Giobbe - Capitolo 23
[1] Giobbe prese a dire:
[2] "Anche oggi il mio lamento è amaro e la sua mano pesa sopra i miei gemiti.
[3] Oh, potessi sapere dove trovarlo, potessi giungere fin dove risiede!
[4] Davanti a lui esporrei la mia causa e avrei piene le labbra di ragioni.
[5] Conoscerei le parole con le quali mi risponde e capirei che cosa mi deve dire.
[6] Dovrebbe forse con sfoggio di potenza contendere con me? Gli basterebbe solo ascoltarmi!

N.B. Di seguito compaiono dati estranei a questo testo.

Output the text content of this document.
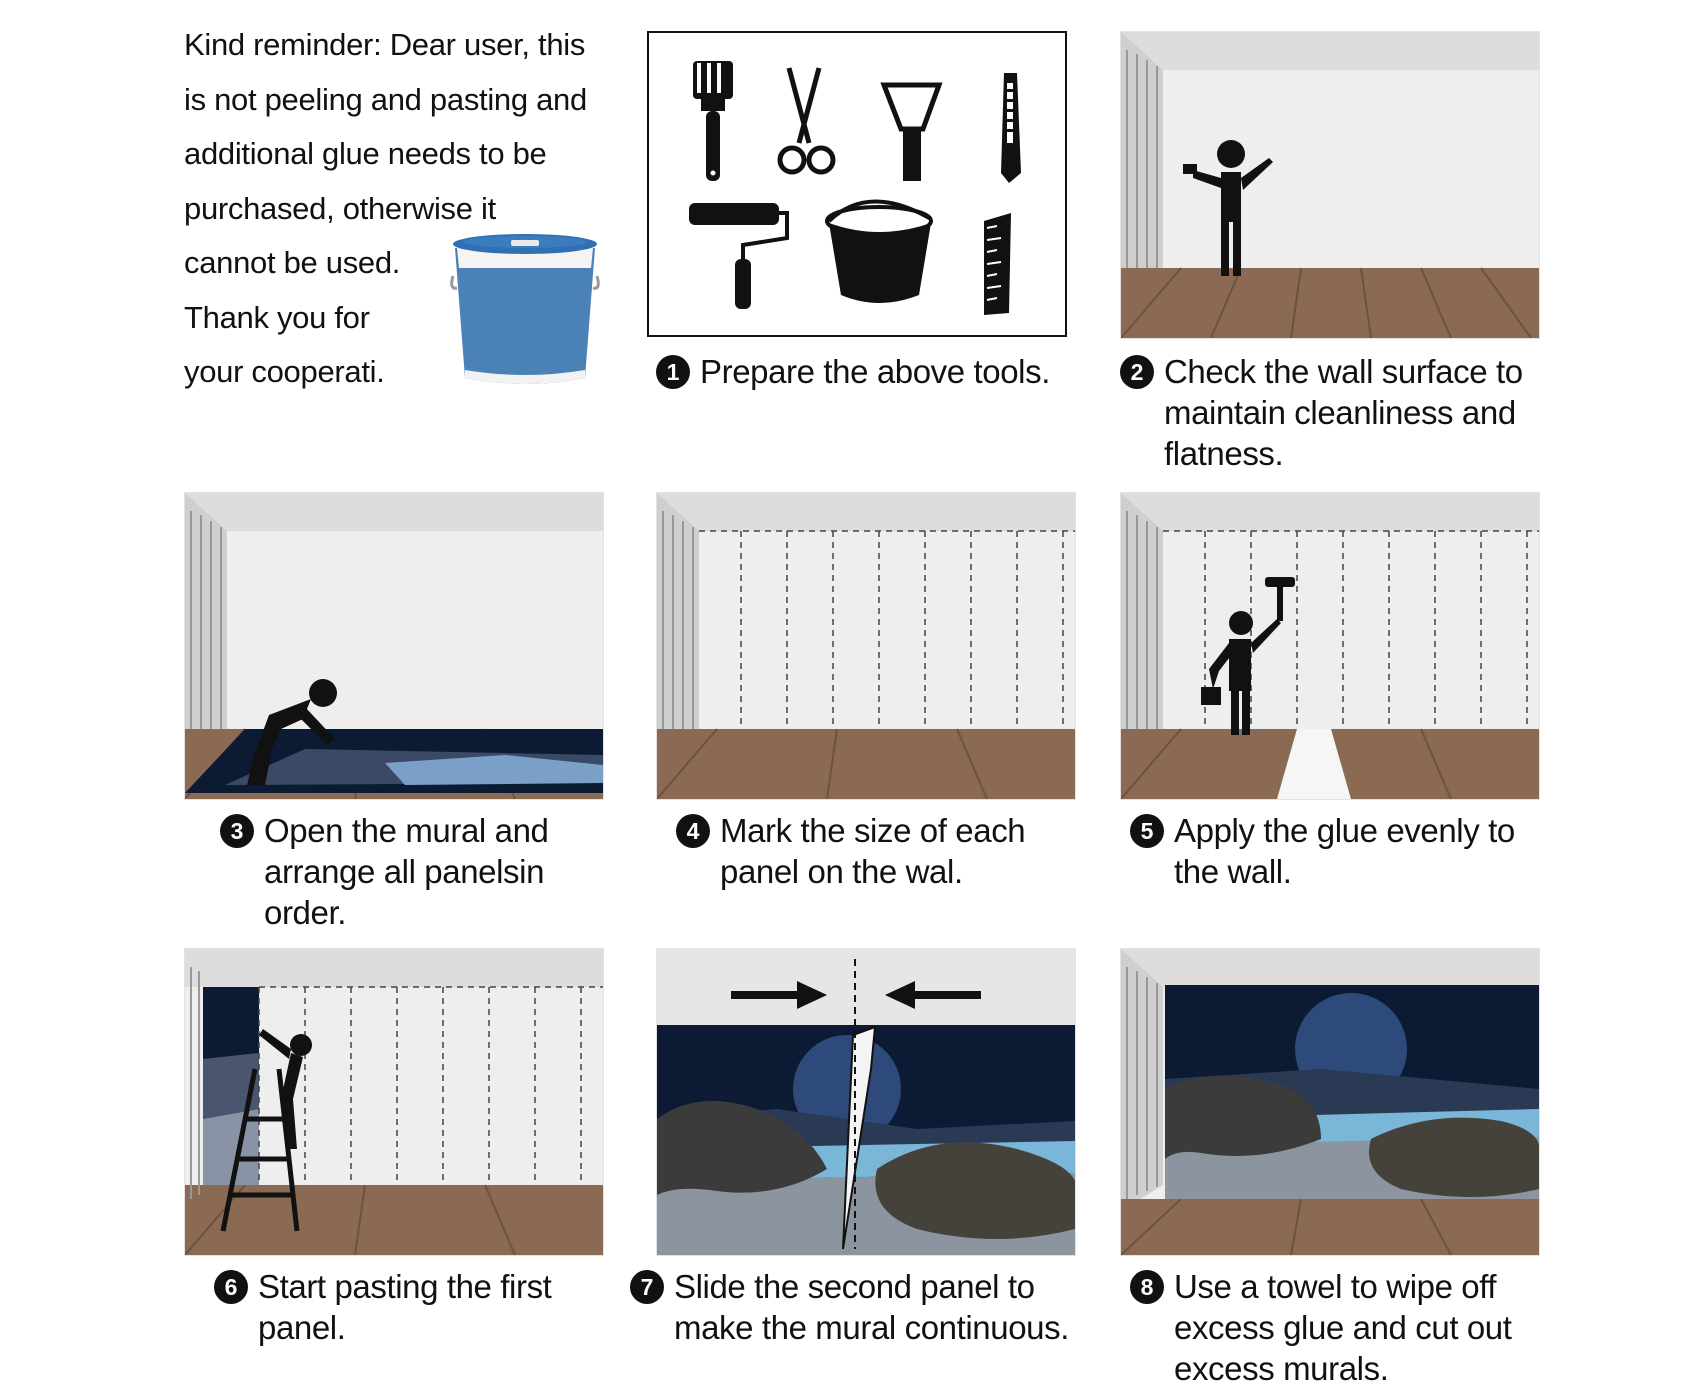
Kind reminder: Dear user, this
is not peeling and pasting and
additional glue needs to be
purchased, otherwise it
cannot be used.
Thank you for
your cooperati.	1 Prepare the above tools.	2 Check the wall surface to
maintain cleanliness and
flatness.
3 Open the mural and
arrange all panelsin
order.
4 Mark the size of each
panel on the wal.
5 Apply the glue evenly to
the wall.
6 Start pasting the first
panel.
7 Slide the second panel to
make the mural continuous.
8 Use a towel to wipe off
excess glue and cut out
excess murals.
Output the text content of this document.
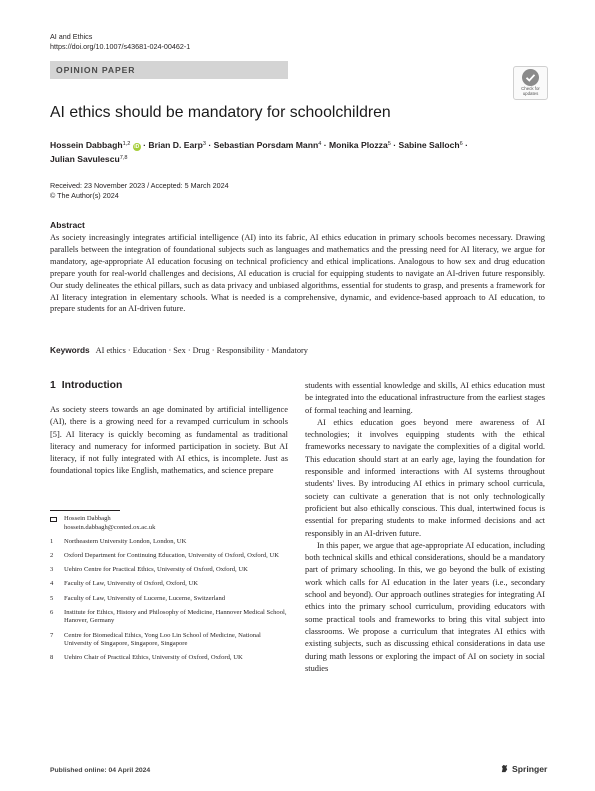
AI and Ethics
https://doi.org/10.1007/s43681-024-00462-1
OPINION PAPER
Check for updates
AI ethics should be mandatory for schoolchildren
Hossein Dabbagh$^{1,2}$ iD · Brian D. Earp$^3$ · Sebastian Porsdam Mann$^4$ · Monika Plozza$^5$ · Sabine Salloch$^6$ ·
Julian Savulescu$^{7,8}$
Received: 23 November 2023 / Accepted: 5 March 2024
© The Author(s) 2024
Abstract
As society increasingly integrates artificial intelligence (AI) into its fabric, AI ethics education in primary schools becomes necessary. Drawing parallels between the integration of foundational subjects such as languages and mathematics and the pressing need for AI literacy, we argue for mandatory, age-appropriate AI education focusing on technical proficiency and ethical implications. Analogous to how sex and drug education prepare youth for real-world challenges and decisions, AI education is crucial for equipping students to navigate an AI-driven future responsibly. Our study delineates the ethical pillars, such as data privacy and unbiased algorithms, essential for students to grasp, and presents a framework for AI literacy integration in elementary schools. What is needed is a comprehensive, dynamic, and evidence-based approach to AI education, to prepare students for an AI-driven future.
Keywords AI ethics · Education · Sex · Drug · Responsibility · Mandatory
1 Introduction
As society steers towards an age dominated by artificial intelligence (AI), there is a growing need for a revamped curriculum in schools [5]. AI literacy is quickly becoming as fundamental as traditional literacy and numeracy for informed participation in society. But AI literacy, if not fully integrated with AI ethics, is incomplete. Just as foundational topics like English, mathematics, and science prepare

students with essential knowledge and skills, AI ethics education must be integrated into the educational infrastructure from the earliest stages of formal teaching and learning.

AI ethics education goes beyond mere awareness of AI technologies; it involves equipping students with the ethical frameworks necessary to navigate the complexities of a digital world. This education should start at an early age, laying the foundation for responsible and informed interactions with AI systems throughout students' lives. By introducing AI ethics in primary school curricula, society can cultivate a generation that is not only technologically proficient but also ethically conscious. This dual, intertwined focus is essential for preparing students to make informed decisions and act responsibly in an AI-driven future.

In this paper, we argue that age-appropriate AI education, including both technical skills and ethical considerations, should be a mandatory part of primary schooling. In this, we go beyond the bulk of existing work which calls for AI education in the later years (i.e., secondary school and beyond). Our approach outlines strategies for integrating AI ethics into the primary school curriculum, providing educators with some practical tools and frameworks to bring this vital subject into classrooms. We propose a curriculum that integrates AI ethics with existing subjects, such as discussing ethical considerations in data use during math lessons or exploring the impact of AI on society in social studies

Hossein Dabbagh
hossein.dabbagh@conted.ox.ac.uk
1 Northeastern University London, London, UK
2 Oxford Department for Continuing Education, University of Oxford, Oxford, UK
3 Uehiro Centre for Practical Ethics, University of Oxford, Oxford, UK
4 Faculty of Law, University of Oxford, Oxford, UK
5 Faculty of Law, University of Lucerne, Lucerne, Switzerland
6 Institute for Ethics, History and Philosophy of Medicine, Hannover Medical School, Hanover, Germany
7 Centre for Biomedical Ethics, Yong Loo Lin School of Medicine, National University of Singapore, Singapore, Singapore
8 Uehiro Chair of Practical Ethics, University of Oxford, Oxford, UK
Published online: 04 April 2024	Springer
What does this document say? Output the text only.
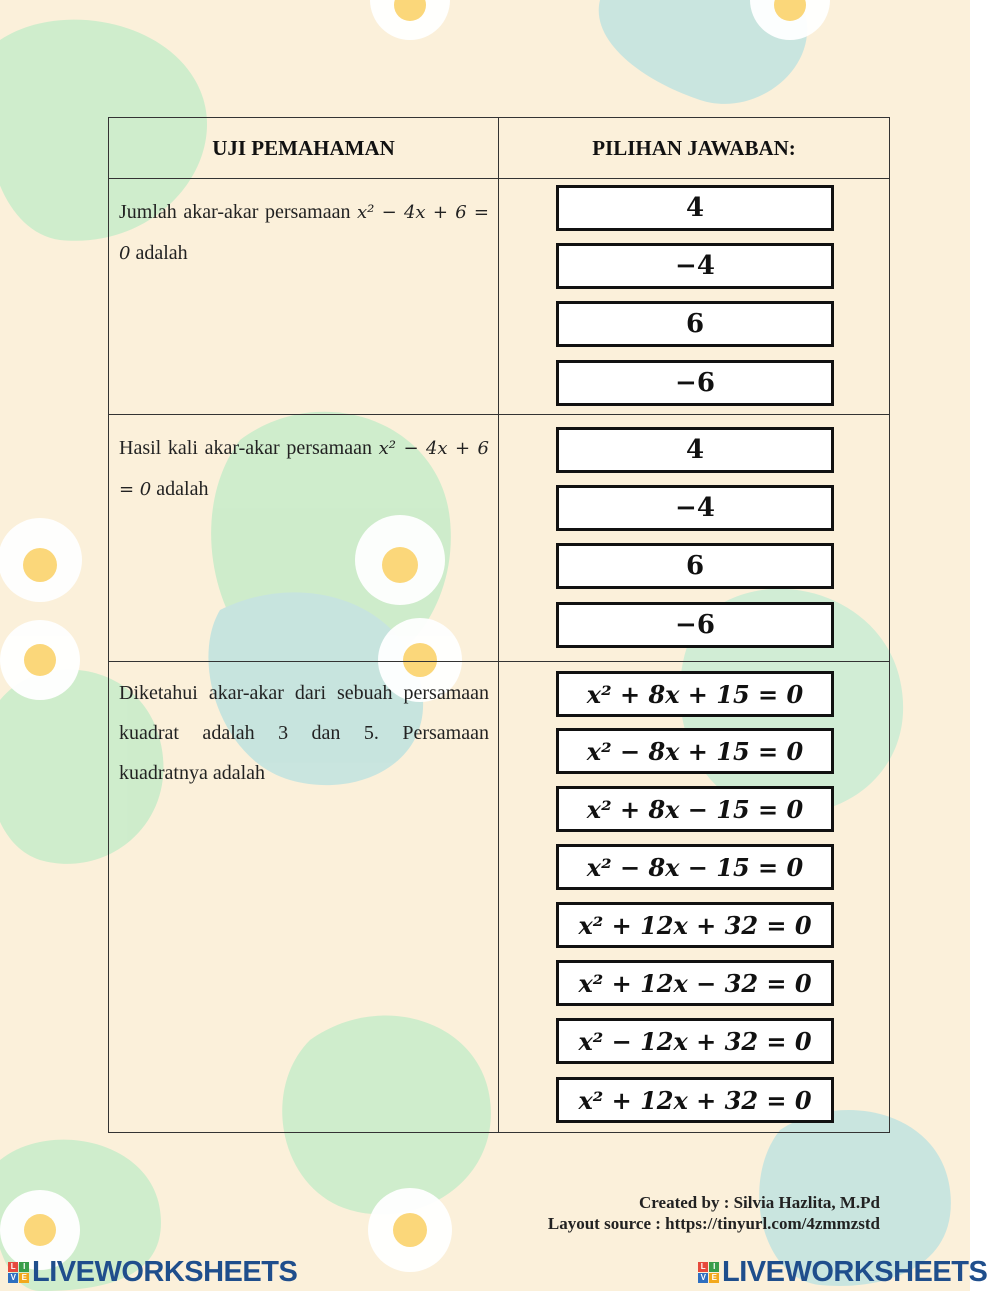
UJI PEMAHAMAN	PILIHAN JAWABAN:
Jumlah akar-akar persamaan x² − 4x + 6 = 0 adalah
Hasil kali akar-akar persamaan x² − 4x + 6 = 0 adalah
Diketahui akar-akar dari sebuah persamaan kuadrat adalah 3 dan 5. Persamaan kuadratnya adalah
4
−4
6
−6
4
−4
6
−6
x² + 8x + 15 = 0
x² − 8x + 15 = 0
x² + 8x − 15 = 0
x² − 8x − 15 = 0
x² + 12x + 32 = 0
x² + 12x − 32 = 0
x² − 12x + 32 = 0
x² + 12x + 32 = 0
Created by : Silvia Hazlita, M.Pd
Layout source : https://tinyurl.com/4zmmzstd
L I
V E LIVEWORKSHEETS	L I
V E LIVEWORKSHEETS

[7] Allora un giusto discuterebbe con lui e io per sempre sarei assolto dal mio giudice.
[8] Ma se vado a oriente, egli non c'è, se vado a occidente, non lo sento.
[9] A settentrione lo cerco e non lo scorgo, mi volgo a mezzogiorno e non lo vedo.
[10] Poiché egli conosce la mia condotta, se mi mette alla prova, come oro puro io ne esco.
[11] Alle sue orme si è attaccato il mio piede, al suo cammino mi sono attenuto e non ho deviato;
[12] dai comandi delle sue labbra non mi sono allontanato, ho riposto nel cuore i detti della sua bocca.
[13] Se egli decide, chi lo farà cambiare? Ciò che desidera egli lo fa.
[14] Egli esegue il decreto contro di me come pure i molti altri che ha in mente.
[15] Per questo davanti a lui io allibisco, al solo pensarci mi viene paura.
[16] Dio ha fiaccato il mio cuore, l'Onnipotente mi ha frastornato;
[17] ma non è a causa della tenebra che io perisco, né a causa dell'oscurità che ricopre il mio volto.